A dirty hit, said the quarterback. Center Jeff Hartings, though, admitted he tripped Thurman inadvertently, sending the Bengals' blitzing rookie linebacker careening into Roethlisberger's leg.
Did anybody else think the hit was "a little dirty"?
"I didn't read into it like that," said linebacker Joey Porter.
Porter has been one of the Steelers' enforcers in recent years. He has the heart of a Jack Lambert and the audacity of a Greg Lloyd. He's a natural guardian of what's just, and a hit on the quarterback's knees could be construed as less than that.
Porter just shrugged his shoulders.
"The thing about it," he said, "at the end of the day, when you get into a situation like that, a battle with somebody else, when you feel a cheap shot has been done and you've tried to retaliate, someone's going to hit your pockets. And if the refs look at it as retaliation, you might get kicked out of the game."
Porter feels the day of the enforcer is gone. Perhaps the $10,000 fine he received for last year's pre-game fight in Cleveland has altered his outlook.
"The way the game is being officiated now, the refs now are trying to take all the aggressiveness out of football," he said. "You look at that and you look at Clark [Haggans] barely touching the guy. I mean, he barely touched his helmet. He gets fined for that and gets the penalty. You can't even touch the quarterback any more, so I really don't have an answer for that. They're trying to take so much aggressiveness out of football; you don't know what to do any more."
Lambert might've taken the same approach if he were playing today. The Steelers' legendary enforcer of the 1970s attended the Three Rivers Stadium finale in 2000. He was asked about the modern game.
"I would've donated my salary to the National Football League," Lambert said.
"Exactly," said Porter. "I had the same mentality: When you know it's a dirty shot, you want to do something back. But the way they come after you now, they don't even try to hit you on the football field. All the money they give you, they try to take it all back, and they're finding ways to get it back. So if you're rich enough to just go ahead and give $5,000 and $10,000 every time you do something silly, they're going to take it. So it's up to you if you want to give that type of money back."
Brian Urlacher, the star linebacker for the Steelers' upcoming opponent, the Chicago Bears, is also frustrated by the league's policies on hitting quarterbacks.
"Where do you want us to hit them?" Urlacher said. "You can't hit him in the face; you can't hit him in the chest; you can't hit him in the knees. I don't understand where we are supposed to hit the guys."
But if a hit is truly dirty, money shouldn't be a factor.
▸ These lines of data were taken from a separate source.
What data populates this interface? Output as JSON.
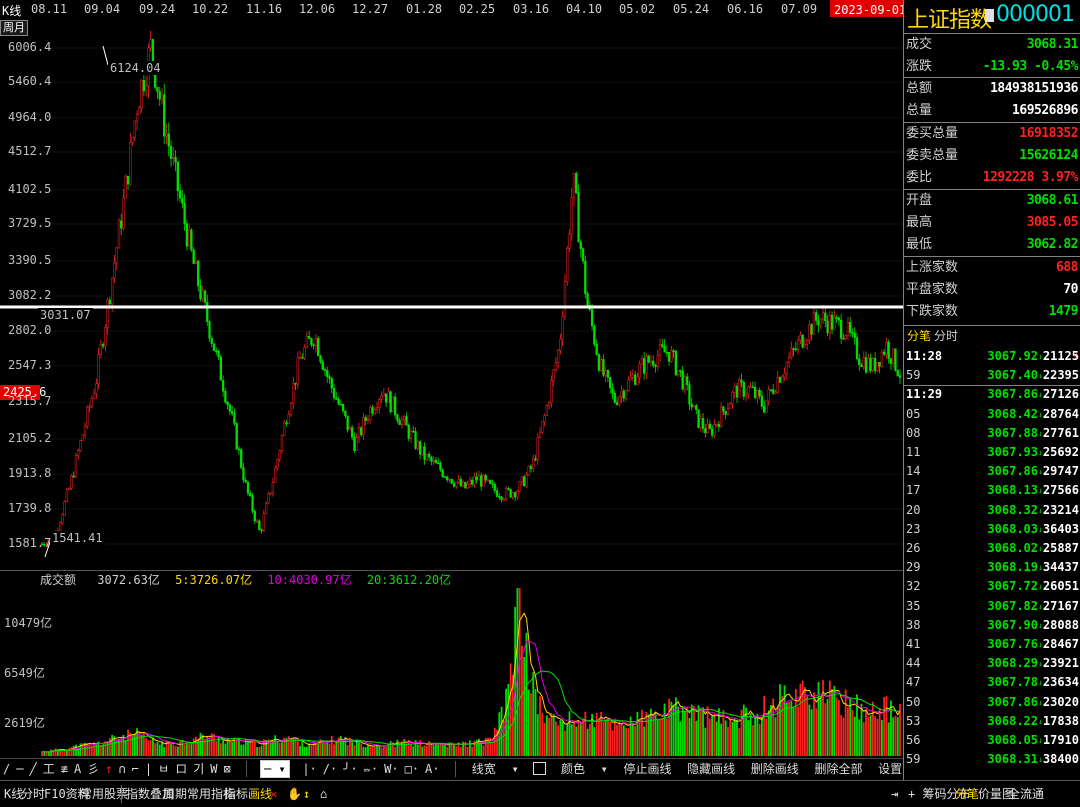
{
  "header": {
    "k_label": "K线",
    "dates": [
      "08.11",
      "09.04",
      "09.24",
      "10.22",
      "11.16",
      "12.06",
      "12.27",
      "01.28",
      "02.25",
      "03.16",
      "04.10",
      "05.02",
      "05.24",
      "06.16",
      "07.09"
    ],
    "date_stamp": "2023-09-01 五",
    "period_label": "周月"
  },
  "chart_data": [
    {
      "type": "candlestick",
      "y_ticks": [
        "6006.4",
        "5460.4",
        "4964.0",
        "4512.7",
        "4102.5",
        "3729.5",
        "3390.5",
        "3082.2",
        "2802.0",
        "2547.3",
        "2315.7",
        "2105.2",
        "1913.8",
        "1739.8",
        "1581.7"
      ],
      "high_label": "6124.04",
      "low_label": "1541.41",
      "line_label": "3031.07",
      "current_label": "2425.6",
      "h_line_value": 3031.07,
      "close_series": [
        1600,
        1700,
        2100,
        2600,
        3100,
        3900,
        4700,
        5600,
        6100,
        5400,
        4800,
        4200,
        3700,
        3200,
        2700,
        2100,
        1700,
        2200,
        2800,
        3300,
        3500,
        3100,
        2800,
        2500,
        2800,
        3000,
        2800,
        2600,
        2400,
        2300,
        2200,
        2100,
        2200,
        2100,
        2050,
        2100,
        2300,
        2800,
        3400,
        4900,
        3800,
        3200,
        2900,
        3050,
        3200,
        3300,
        3350,
        3100,
        2750,
        2600,
        2800,
        3000,
        3000,
        2850,
        3100,
        3300,
        3500,
        3650,
        3600,
        3550,
        3300,
        3200,
        3400,
        3150
      ]
    },
    {
      "type": "bar",
      "title": "成交额",
      "current": "3072.63亿",
      "ma5": "5:3726.07亿",
      "ma10": "10:4030.97亿",
      "ma20": "20:3612.20亿",
      "y_ticks": [
        "10479亿",
        "6549亿",
        "2619亿"
      ],
      "volume_series": [
        300,
        450,
        600,
        800,
        900,
        1200,
        1500,
        1600,
        1100,
        900,
        1000,
        1200,
        1500,
        1300,
        1100,
        1000,
        900,
        1200,
        1400,
        1000,
        900,
        1100,
        1300,
        1000,
        900,
        800,
        950,
        1000,
        900,
        850,
        800,
        900,
        1000,
        1200,
        3500,
        11500,
        5000,
        2800,
        2500,
        2600,
        2700,
        2600,
        2400,
        2500,
        2700,
        3000,
        3300,
        3500,
        3200,
        2900,
        2700,
        2800,
        3100,
        3500,
        4200,
        4600,
        4800,
        4500,
        4300,
        3900,
        3600,
        3300,
        3500,
        3000
      ]
    }
  ],
  "draw_toolbar": {
    "tools": [
      "/",
      "─",
      "╱",
      "工",
      "≢",
      "A",
      "彡",
      "↑",
      "∩",
      "⌐",
      "|",
      "ㅂ",
      "ロ",
      "기",
      "W",
      "⊠"
    ],
    "line_type": "─",
    "style_tools": [
      "|",
      "/",
      "╯",
      "✏",
      "W",
      "□",
      "A"
    ],
    "line_width": "线宽",
    "color": "颜色",
    "stop": "停止画线",
    "hide": "隐藏画线",
    "delete": "删除画线",
    "delete_all": "删除全部",
    "settings": "设置(S)"
  },
  "bottom_bar": {
    "left_tabs": [
      "K线",
      "分时",
      "F10资料",
      "常用股票"
    ],
    "mid_tabs": [
      "指数叠加",
      "周期",
      "常用指标",
      "指标",
      "画线"
    ],
    "right_tabs": [
      "筹码分布",
      "分笔",
      "价量图",
      "全流通"
    ]
  },
  "panel": {
    "name": "上证指数",
    "code": "000001",
    "rows1": [
      {
        "k": "成交",
        "v": "3068.31",
        "c": "green"
      },
      {
        "k": "涨跌",
        "v": "-13.93  -0.45%",
        "c": "green"
      }
    ],
    "rows2": [
      {
        "k": "总额",
        "v": "184938151936",
        "c": "white"
      },
      {
        "k": "总量",
        "v": "169526896",
        "c": "white"
      }
    ],
    "rows3": [
      {
        "k": "委买总量",
        "v": "16918352",
        "c": "red"
      },
      {
        "k": "委卖总量",
        "v": "15626124",
        "c": "green"
      },
      {
        "k": "委比",
        "v": "1292228 3.97%",
        "c": "red"
      }
    ],
    "rows4": [
      {
        "k": "开盘",
        "v": "3068.61",
        "c": "green"
      },
      {
        "k": "最高",
        "v": "3085.05",
        "c": "red"
      },
      {
        "k": "最低",
        "v": "3062.82",
        "c": "green"
      }
    ],
    "rows5": [
      {
        "k": "上涨家数",
        "v": "688",
        "c": "red"
      },
      {
        "k": "平盘家数",
        "v": "70",
        "c": "white"
      },
      {
        "k": "下跌家数",
        "v": "1479",
        "c": "green"
      }
    ],
    "tab1": "分笔",
    "tab2": "分时",
    "ticks": [
      {
        "t": "11:28",
        "p": "3067.92",
        "v": "21125",
        "big": true
      },
      {
        "t": "59",
        "p": "3067.40",
        "v": "22395",
        "big": false
      },
      {
        "t": "11:29",
        "p": "3067.86",
        "v": "27126",
        "big": true
      },
      {
        "t": "05",
        "p": "3068.42",
        "v": "28764",
        "big": false
      },
      {
        "t": "08",
        "p": "3067.88",
        "v": "27761",
        "big": false
      },
      {
        "t": "11",
        "p": "3067.93",
        "v": "25692",
        "big": false
      },
      {
        "t": "14",
        "p": "3067.86",
        "v": "29747",
        "big": false
      },
      {
        "t": "17",
        "p": "3068.13",
        "v": "27566",
        "big": false
      },
      {
        "t": "20",
        "p": "3068.32",
        "v": "23214",
        "big": false
      },
      {
        "t": "23",
        "p": "3068.03",
        "v": "36403",
        "big": false
      },
      {
        "t": "26",
        "p": "3068.02",
        "v": "25887",
        "big": false
      },
      {
        "t": "29",
        "p": "3068.19",
        "v": "34437",
        "big": false
      },
      {
        "t": "32",
        "p": "3067.72",
        "v": "26051",
        "big": false
      },
      {
        "t": "35",
        "p": "3067.82",
        "v": "27167",
        "big": false
      },
      {
        "t": "38",
        "p": "3067.90",
        "v": "28088",
        "big": false
      },
      {
        "t": "41",
        "p": "3067.76",
        "v": "28467",
        "big": false
      },
      {
        "t": "44",
        "p": "3068.29",
        "v": "23921",
        "big": false
      },
      {
        "t": "47",
        "p": "3067.78",
        "v": "23634",
        "big": false
      },
      {
        "t": "50",
        "p": "3067.86",
        "v": "23020",
        "big": false
      },
      {
        "t": "53",
        "p": "3068.22",
        "v": "17838",
        "big": false
      },
      {
        "t": "56",
        "p": "3068.05",
        "v": "17910",
        "big": false
      },
      {
        "t": "59",
        "p": "3068.31",
        "v": "38400",
        "big": false
      }
    ]
  },
  "colors": {
    "up": "#ff2020",
    "down": "#00e000",
    "accent": "#ffd700",
    "cyan": "#00e0e0"
  }
}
Would the Steelers have won their second Super Bowl had Lambert not slammed Dallas' Cliff Harris after Harris taunted kicker Roy Gerela?
"That's what made Wayne Gretzky great, right?" asked Steelers safety Troy Polamalu. "I mean, he had the great players that were willing to protect him around him.
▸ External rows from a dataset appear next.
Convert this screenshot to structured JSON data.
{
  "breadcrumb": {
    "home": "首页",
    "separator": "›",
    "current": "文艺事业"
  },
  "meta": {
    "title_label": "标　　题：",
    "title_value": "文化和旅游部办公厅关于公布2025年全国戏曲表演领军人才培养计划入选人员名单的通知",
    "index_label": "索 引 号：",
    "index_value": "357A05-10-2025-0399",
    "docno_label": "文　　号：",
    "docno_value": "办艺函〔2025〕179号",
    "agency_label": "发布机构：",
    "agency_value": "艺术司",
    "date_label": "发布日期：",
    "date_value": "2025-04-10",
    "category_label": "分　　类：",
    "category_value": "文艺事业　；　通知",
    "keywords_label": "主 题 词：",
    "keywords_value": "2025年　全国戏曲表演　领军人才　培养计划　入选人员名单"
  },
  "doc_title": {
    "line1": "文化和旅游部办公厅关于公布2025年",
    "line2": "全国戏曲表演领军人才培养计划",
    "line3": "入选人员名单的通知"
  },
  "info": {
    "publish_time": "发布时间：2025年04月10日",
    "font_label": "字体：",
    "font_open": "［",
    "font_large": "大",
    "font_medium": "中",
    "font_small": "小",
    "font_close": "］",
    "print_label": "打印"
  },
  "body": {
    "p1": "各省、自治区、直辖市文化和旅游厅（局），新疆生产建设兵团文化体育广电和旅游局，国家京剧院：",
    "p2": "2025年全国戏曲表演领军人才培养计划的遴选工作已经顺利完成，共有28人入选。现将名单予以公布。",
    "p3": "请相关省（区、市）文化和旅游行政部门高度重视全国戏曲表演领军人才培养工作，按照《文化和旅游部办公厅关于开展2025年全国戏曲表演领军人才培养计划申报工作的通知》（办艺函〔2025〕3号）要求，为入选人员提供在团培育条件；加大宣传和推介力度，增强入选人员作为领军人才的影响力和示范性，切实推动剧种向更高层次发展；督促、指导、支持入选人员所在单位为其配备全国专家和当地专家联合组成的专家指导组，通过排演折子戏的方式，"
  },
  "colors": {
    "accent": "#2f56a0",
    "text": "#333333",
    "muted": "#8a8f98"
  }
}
"But I don't know," Polamalu continued. "Defensively speaking, honestly, I could argue that you should protect your quarterback. Don't get mad at me for hitting him. But that's because I'm a defensive player."
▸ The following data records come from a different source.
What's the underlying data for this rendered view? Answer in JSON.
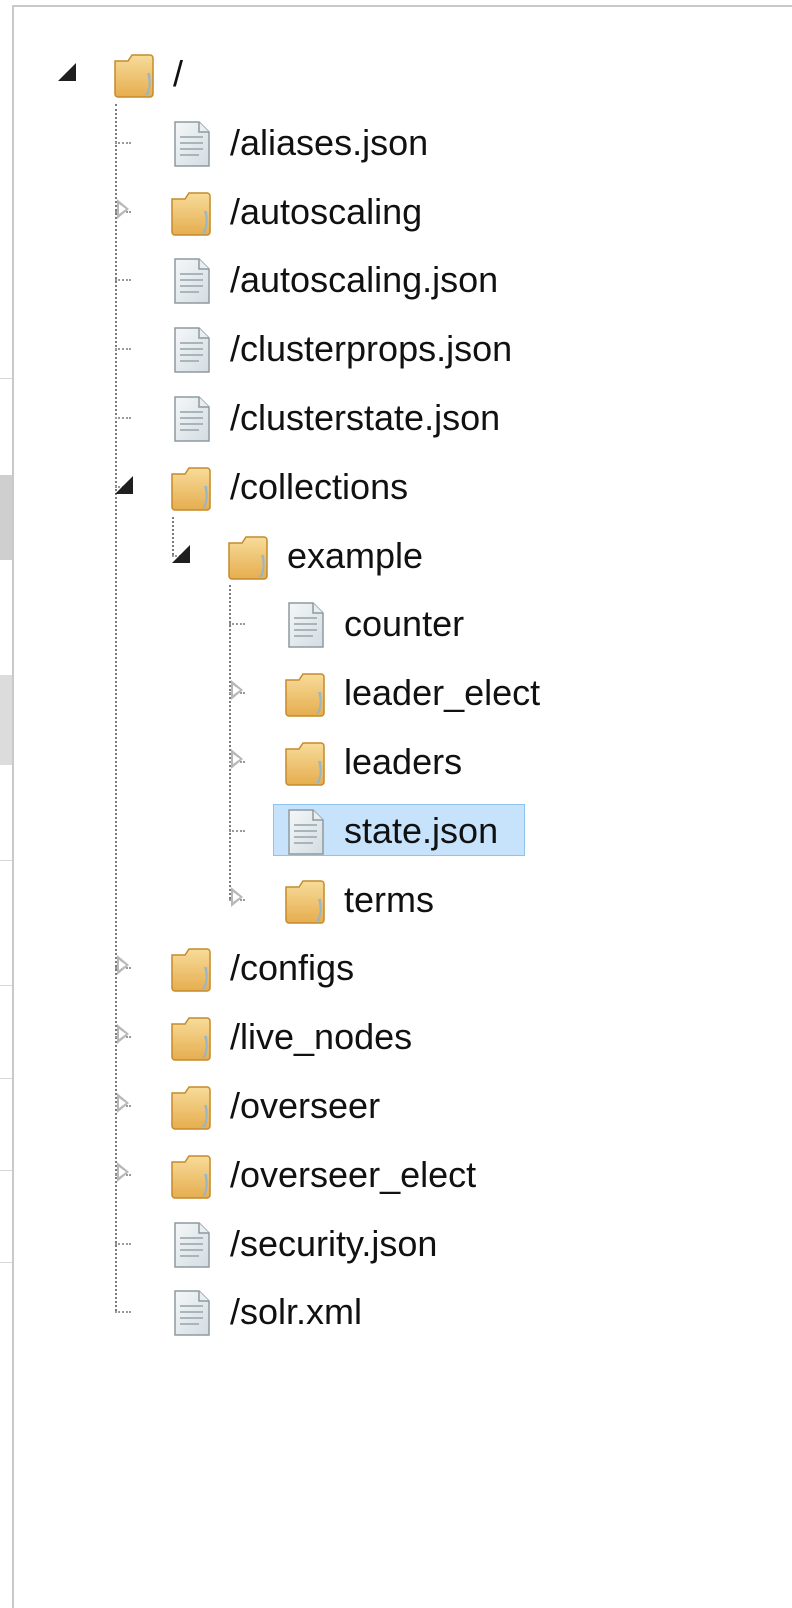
{
  "tree": {
    "root": {
      "label": "/",
      "icon": "folder-icon",
      "expanded": true
    },
    "children": [
      {
        "label": "/aliases.json",
        "icon": "file-icon"
      },
      {
        "label": "/autoscaling",
        "icon": "folder-icon",
        "expanded": false
      },
      {
        "label": "/autoscaling.json",
        "icon": "file-icon"
      },
      {
        "label": "/clusterprops.json",
        "icon": "file-icon"
      },
      {
        "label": "/clusterstate.json",
        "icon": "file-icon"
      },
      {
        "label": "/collections",
        "icon": "folder-icon",
        "expanded": true,
        "children": [
          {
            "label": "example",
            "icon": "folder-icon",
            "expanded": true,
            "children": [
              {
                "label": "counter",
                "icon": "file-icon"
              },
              {
                "label": "leader_elect",
                "icon": "folder-icon",
                "expanded": false
              },
              {
                "label": "leaders",
                "icon": "folder-icon",
                "expanded": false
              },
              {
                "label": "state.json",
                "icon": "file-icon",
                "selected": true
              },
              {
                "label": "terms",
                "icon": "folder-icon",
                "expanded": false
              }
            ]
          }
        ]
      },
      {
        "label": "/configs",
        "icon": "folder-icon",
        "expanded": false
      },
      {
        "label": "/live_nodes",
        "icon": "folder-icon",
        "expanded": false
      },
      {
        "label": "/overseer",
        "icon": "folder-icon",
        "expanded": false
      },
      {
        "label": "/overseer_elect",
        "icon": "folder-icon",
        "expanded": false
      },
      {
        "label": "/security.json",
        "icon": "file-icon"
      },
      {
        "label": "/solr.xml",
        "icon": "file-icon"
      }
    ]
  },
  "colors": {
    "selection_bg": "#c7e3fb",
    "selection_border": "#8ec3ef",
    "folder": "#f1c46e",
    "file": "#dfe6ea"
  }
}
The Steelers' offensive policeman over the years has been wide receiver Hines Ward. He's been called a cheap-shot artist, but many of those hits were dished out as retribution.
How did he see Thurman's hit on Roethlisberger?
"Was it dirty? I don't know," Ward said. "He's just a rookie running around."
Thurman, it should be noted, is one of Ward's proud Georgia Bulldogs. To Ward, Thurman is innocent -- for now.
"You make a note of the guy and make sure it doesn't happen again," Ward said.
Have the Steelers made a note of Odell Thurman?